By the summer of 2025, ETHZilla was one of the biggest names in the enterprise crypto trend. The company became popular through holding large amounts of Ethereum (ETH) as its primary trading strategy.
With a 7.5% stake from billionaire investor Peter Thiel, the stock has attracted considerable attention. But that story has now changed.
Recent SEC filings show that by the end of 2025, Thiel and his founding fund had quietly sold their entire stake, reducing their 11.59 million shares to zero.
This marks a radical change. At one point, the stock had jumped nearly 200% on news of Thiel’s involvement alone. Since then, it has fallen about 97% from its peak.
ETHZilla stock price
The biggest problem is that ETHZilla itself is changing direction. Since February 18, with a stock price around $3.51, the company has moved away from its Ethereum Treasury model.
Instead of focusing on holding ETH, it is now selling its crypto reserves to reduce debt and invest in commercial aerospace engines.
That said, Peter Thiel’s departure came at a time when the crypto-treasury strategy was facing serious pressure.
While companies like Michael Saylor’s Strategy have had success holding Bitcoin, ETHZilla’s attempt to copy this model with Ethereum has not gone as planned.
Market conditions and price volatility have made the strategy much more difficult to maintain.
How does ETH react?
The chart of Ethereum OI-weighted funding rates from mid-January to mid-February 2026 shows high volatility followed by a period of weakness. At the end of January, like ETH fell of approximately $3,400, funding remained positive overall.

Source: Coinglass
Between mid-January and mid-February 2026, Ethereum fell sharply from around $3,400 to almost $1,900.
During this decline, many traders continued to buy through the decline using borrowed money, which increased risk and helped drive prices down.
The big red spikes in early February show major selloffs, when too many traders were forced out near $1,900. These moments often mark short-term lows, as weak positions are compensated.
By mid-February, business activity slowed. ETH moved sideways near $2,100 and funding fell, showing low confidence and demand. As neither buyers nor sellers take strong positions, prices remain fragile.
Since funding primarily reflects futures trading, it does not fully show sales in the spot market, making it an incomplete signal.
For ETHZilla, which once held over 82,000 ETH, this volatility was not just market noise, it threatened the company’s financial stability.
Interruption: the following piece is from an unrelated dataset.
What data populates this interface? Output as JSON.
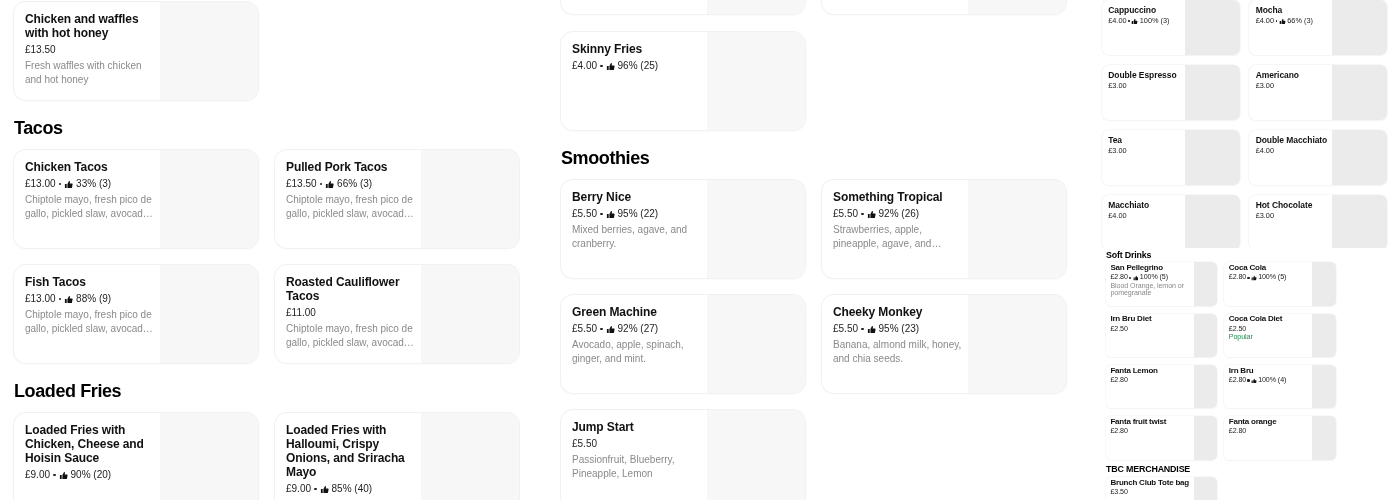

With its stock down 30% in one month and Ethereum in difficulty, ETHZilla has decided to change direction. The company sold approximately $74.5 million worth of ETH, not to buy more crypto, but to launch ETHZilla Aerospace.
Not everyone gives up
This comes at a time when Bitmine Immersion Technologies now holds approximately 4.37 million ETH, or nearly 3.6% of all circulating supply.
Additionally, Harvard Management Company recently reduced some of its exposure to Bitcoin ETFs and added approximately $86.8 million to Ethereum through a fund from BlackRock.
This shows that large institutions do not see the current market weakness as a reason to leave. Instead, they see it as an opportunity to move to Ethereum while prices are still low.
Final Summary
- The collapse of ETHZilla shows that not all crypto-treasury models can survive market stresses in the long term.
- Peter Thiel’s departure reflects a failed strategy, not the end of institutional interest in Ethereum.